I'm trying to read a CSV file and use aggregate filter, trying to reproduce something like this documentation example : Aggregate filter plugin | Logstash Reference [8.11] | Elastic
Actually the indexation run well and the data indexed corresponds to the mapping that I want for my index.
Problem is that every time I run the indexation on the same CSV file (to rebuild my index) I get different data in my index. By different data I mean that it's like the indexation skip lines randomly.

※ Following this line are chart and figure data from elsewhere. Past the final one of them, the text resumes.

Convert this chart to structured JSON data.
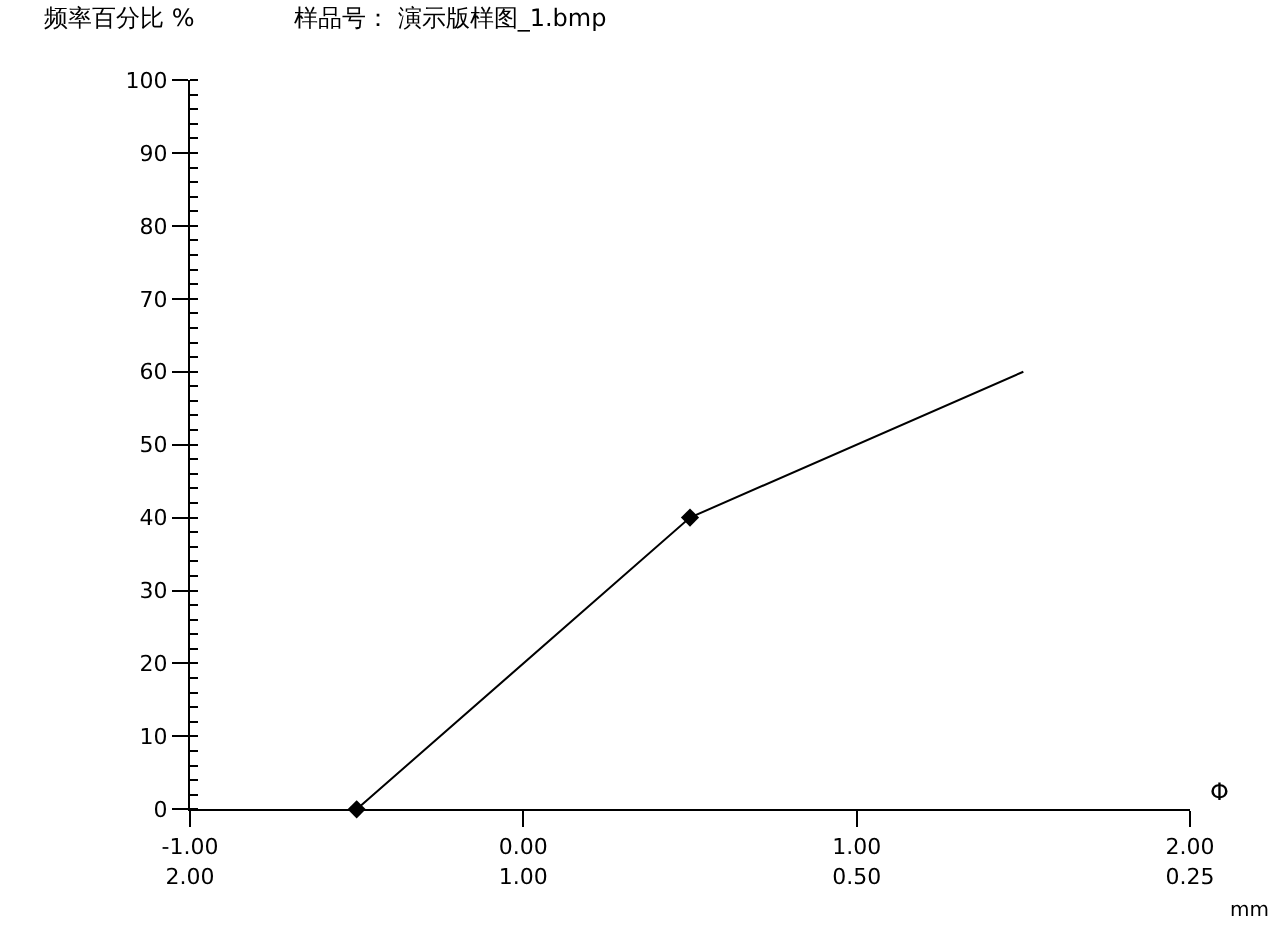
{
  "chart_data": {
    "type": "line",
    "title": "样品号： 演示版样图_1.bmp",
    "ylabel": "频率百分比 %",
    "xlabel": "Φ",
    "x2label": "mm",
    "series": [
      {
        "color": "#000000",
        "x": [
          -0.5,
          0.5,
          1.5
        ],
        "values": [
          0,
          40,
          60
        ],
        "marker": "none"
      },
      {
        "type": "scatter",
        "color": "#000000",
        "x": [
          -0.5,
          0.5
        ],
        "values": [
          0,
          40
        ],
        "marker": "diamond"
      }
    ],
    "xlim": [
      -1,
      2
    ],
    "xticks": [
      {
        "value": -1,
        "label": "-1.00"
      },
      {
        "value": 0,
        "label": "0.00"
      },
      {
        "value": 1,
        "label": "1.00"
      },
      {
        "value": 2,
        "label": "2.00"
      }
    ],
    "x2lim": [
      2,
      0.25
    ],
    "x2ticks": [
      {
        "value": 2,
        "label": "2.00"
      },
      {
        "value": 1,
        "label": "1.00"
      },
      {
        "value": 0.5,
        "label": "0.50"
      },
      {
        "value": 0.25,
        "label": "0.25"
      }
    ],
    "ylim": [
      0,
      100
    ],
    "yticks": [
      0,
      10,
      20,
      30,
      40,
      50,
      60,
      70,
      80,
      90,
      100
    ],
    "log": "x2"
  }
}
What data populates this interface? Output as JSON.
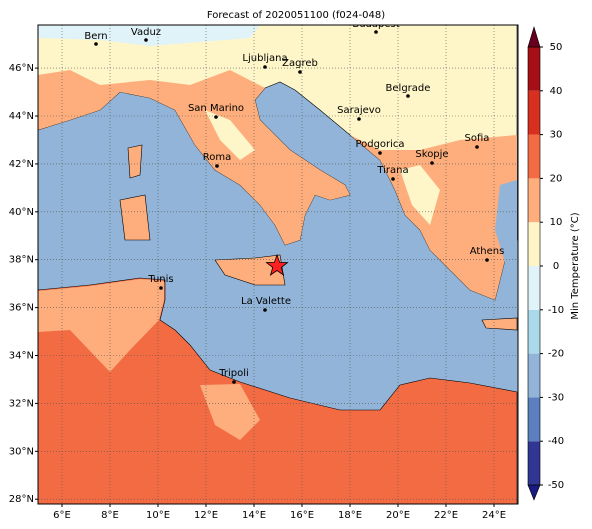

Here is an example of my aggregate filter :
filter { csv { separator => ";" remove_field => [ "loading_date","message","path","host","@version" ] columns => ["platforme_source","instrument_csv","parametre_csv","site_label","plateforme_label","instrument_label","instrument_facette_label","parametre_label","type_parametre","type_donnees","affichage","deploiement","deploiment_startdate","deploiement_enddate" ] skip_empty_rows => true skip_header => true } aggregate { task_id => "%{platforme_source}" code => " map['platforme_source'] ||= event.get('platforme_source') map['plateforme_label'] ||= event.get('plateforme_label') map['instruments_code'] ||= [] map['instruments'] ||= [] instrument_code = event.get('instrument_csv') if ! map['instruments_code'].include?(instrument_code) map['instruments_code'] << instrument_code map['instruments'] << {'instrument_code' => instrument_code, 'instrument_label' => event.get('instrument_label'), 'instrument_flabel' => event.get('instrument_facette_label')} end map['parameters'] ||= [] map['parameters'] << {'parametre_code' => event.get('parametre_csv'), 'parametre_label' => event.get('parametre_label'), 'type_parametre' => event.get('type_parametre'), 'type_donnees' => event.get('type_donnees'), 'instruments_code' => instrument_code} event.cancel() " push_previous_map_as_event => true }
}
To simply describe my problem, if you look at my data indexed example :
First indexation : instruments field is an array that contains 3 instruments
Second indexation : instruments field is an array that contains 5 instruments
Third indexation : instruments field is an array that contains 1 instrument
But I'm always pointing on the same CSV file so I expect to always have the same number of instruments indexed (and more generally exactly all the same data) when I rebuild my index.
I'm not sure to be clear but I hope someone will be able to help me
Best,
Leo.